I was at Holy Family for nine years. . . a rough estimate would be that I had 1,728 daily Masses during that time. I was on time 1,727 times –and late once – and yet, “remember that time Fr. Matthew was late for Mass” is what stuck with people. . .
One moment in my life determining my reputation from that point on.
I’m sure you know the feeling, too. You lost something once, your forgot something once, you were late getting somewhere once,
you ruined a meal once ---- you forgot a name, a date, a phone number, an address -- once --- and then the mistake follows you-- if not for the rest of your life – at least for a time that is beyond reason.
We’re like a bunch of chickens in a coop looking for the weakest among us – because if everyone is picking on someone else – they’re not picking on us.
Is that why the disciples passed on this story of Thomas – to hide their own doubts??? Because if they had truly seen the risen Lord – why were they still cowering behind locked doors????
This is the second Sunday of Easter --- our spring training of Lent is over – and now it’s time for us to put the Gospel into practice. . .
Perhaps Pope John Paul II, in declaring this 2nd Sunday of Easter as Divine Mercy Sunday – knew that we are not going to get anywhere in our practice of Gospel Values unless MERCY is the sure foundation of our witness. When he established this feast, he simply called all of us to be “Apostles of Divine Mercy.”
MERCY: A love that responds to human need in an unexpected or unmerited or unearned way. . .
MERCY: a virtue that has at its core FORGIVENESS.
MERCY: a love which is benevolent, which is compassionate, which raises us above our weaknesses to the infinite heights of the holiness of God.
Pope Francis has said that Jesus Christ is the face of God’s mercy. And Jesus showed the mercy of God when he healed the sick, welcomed the stranger and pardoned those who persecuted and killed him.
And Jesus showed Thomas mercy – responded to him in an unexpected or unmerited way --- notice Jesus did not chastise Thomas in anyway, did not accuse him of being weak in his faith --- simply told him to do what he had to do in order to believe: “put your finger here and see my hands, and bring your hand and put it into my side: and do not be unbelieving, but believe.”
Jesus says to Thomas and to all those gathered that day ---- and to us who gather on this day:
“Peace be with you.” Jesus brings peace in the face of fears, pain – and yes, doubt. Jesus’ mercy knows no limits – because God’s mercy knows no limits.
Instead of getting down on Thomas’ shortcomings or any of ours – we should rejoice in the fact that the Risen Lord is the remedy for our ailments, and the answer for our unbelief --- and as we learned during our Lenten spring training: we are called to be like Jesus!
Author Peggy Noonan once wrote in the Wall Street Journal: In a way, the world is a great liar. It shows you it worships and admires money, but at the end of the day – it doesn’t.
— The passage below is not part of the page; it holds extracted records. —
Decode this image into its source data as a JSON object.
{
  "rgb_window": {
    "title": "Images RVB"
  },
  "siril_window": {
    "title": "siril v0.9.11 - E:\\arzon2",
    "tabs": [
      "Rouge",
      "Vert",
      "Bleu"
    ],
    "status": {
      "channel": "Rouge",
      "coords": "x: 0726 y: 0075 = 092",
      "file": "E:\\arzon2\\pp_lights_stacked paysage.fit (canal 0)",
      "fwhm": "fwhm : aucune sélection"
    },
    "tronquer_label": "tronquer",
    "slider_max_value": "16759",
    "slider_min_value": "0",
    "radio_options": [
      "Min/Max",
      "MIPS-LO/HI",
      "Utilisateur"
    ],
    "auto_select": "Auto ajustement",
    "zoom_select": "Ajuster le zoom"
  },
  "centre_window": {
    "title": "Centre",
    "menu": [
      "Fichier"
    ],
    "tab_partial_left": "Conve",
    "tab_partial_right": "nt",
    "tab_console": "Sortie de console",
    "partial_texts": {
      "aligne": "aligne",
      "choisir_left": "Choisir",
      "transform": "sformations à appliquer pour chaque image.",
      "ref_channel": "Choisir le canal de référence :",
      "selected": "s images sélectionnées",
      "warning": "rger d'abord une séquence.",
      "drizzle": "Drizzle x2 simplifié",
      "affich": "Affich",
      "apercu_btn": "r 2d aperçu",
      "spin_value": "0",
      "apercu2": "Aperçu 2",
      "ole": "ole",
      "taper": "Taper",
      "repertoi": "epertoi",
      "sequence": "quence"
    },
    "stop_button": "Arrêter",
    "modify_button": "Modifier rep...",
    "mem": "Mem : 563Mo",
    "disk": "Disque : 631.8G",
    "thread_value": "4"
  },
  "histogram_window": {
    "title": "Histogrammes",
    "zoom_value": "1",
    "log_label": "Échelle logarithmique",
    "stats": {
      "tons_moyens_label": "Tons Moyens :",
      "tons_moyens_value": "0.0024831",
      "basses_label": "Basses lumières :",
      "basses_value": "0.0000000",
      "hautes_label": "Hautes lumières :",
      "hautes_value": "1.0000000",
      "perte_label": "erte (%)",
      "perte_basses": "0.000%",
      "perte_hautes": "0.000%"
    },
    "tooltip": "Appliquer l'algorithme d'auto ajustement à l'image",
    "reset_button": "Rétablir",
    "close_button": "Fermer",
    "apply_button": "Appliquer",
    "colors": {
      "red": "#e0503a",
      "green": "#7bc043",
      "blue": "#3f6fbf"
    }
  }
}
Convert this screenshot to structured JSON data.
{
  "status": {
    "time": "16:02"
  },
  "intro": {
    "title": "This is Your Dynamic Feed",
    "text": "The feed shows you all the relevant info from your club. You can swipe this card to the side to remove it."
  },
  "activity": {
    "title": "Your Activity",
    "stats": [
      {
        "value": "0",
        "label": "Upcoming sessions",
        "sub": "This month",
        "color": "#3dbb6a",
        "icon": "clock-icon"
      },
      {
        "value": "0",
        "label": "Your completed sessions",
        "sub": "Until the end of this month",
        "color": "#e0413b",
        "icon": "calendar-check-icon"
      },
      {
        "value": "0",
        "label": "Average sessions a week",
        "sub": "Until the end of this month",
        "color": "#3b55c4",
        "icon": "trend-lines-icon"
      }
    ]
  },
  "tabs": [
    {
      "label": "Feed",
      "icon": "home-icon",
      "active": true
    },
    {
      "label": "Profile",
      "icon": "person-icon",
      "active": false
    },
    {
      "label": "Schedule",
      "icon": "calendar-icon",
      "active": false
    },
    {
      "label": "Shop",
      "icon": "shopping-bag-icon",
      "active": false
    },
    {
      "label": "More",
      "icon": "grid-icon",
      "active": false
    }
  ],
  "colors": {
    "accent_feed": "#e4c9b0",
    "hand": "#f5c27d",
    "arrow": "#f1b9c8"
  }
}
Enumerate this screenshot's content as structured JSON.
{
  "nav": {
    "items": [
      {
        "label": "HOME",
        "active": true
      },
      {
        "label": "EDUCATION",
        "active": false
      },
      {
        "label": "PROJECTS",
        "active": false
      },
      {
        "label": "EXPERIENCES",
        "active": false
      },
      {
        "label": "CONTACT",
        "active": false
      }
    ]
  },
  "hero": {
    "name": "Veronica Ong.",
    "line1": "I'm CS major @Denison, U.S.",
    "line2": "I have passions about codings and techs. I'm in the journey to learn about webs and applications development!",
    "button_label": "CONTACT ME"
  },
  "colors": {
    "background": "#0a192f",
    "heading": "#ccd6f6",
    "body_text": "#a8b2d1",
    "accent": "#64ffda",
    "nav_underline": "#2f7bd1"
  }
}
It says it adores fame and celebrity, but it doesn’t, not really.
The world admires, and wants to hold on to, and not lose --- goodness.
It admires virtue. At the end it gives its greatest tributes to generosity, honesty, courage, mercy, talents well used, talents that – brought into the world, make it better.
That’s what it really admires.
It’s a good reminder, isn’t it? Your biggest impact won’t come from having lots of money, a fancy title, or a big house. It will come from your capacity to positively impact the people around you.
It will come from you being a merciful person.
It is said that Thomas’ dying words were:
“Lord, thank you for all your mercies. Into your hands I commend my spirit.”
As we continue to celebrate this Easter season – may we come to know all of God’s mercies – so that we can be merciful people to one another.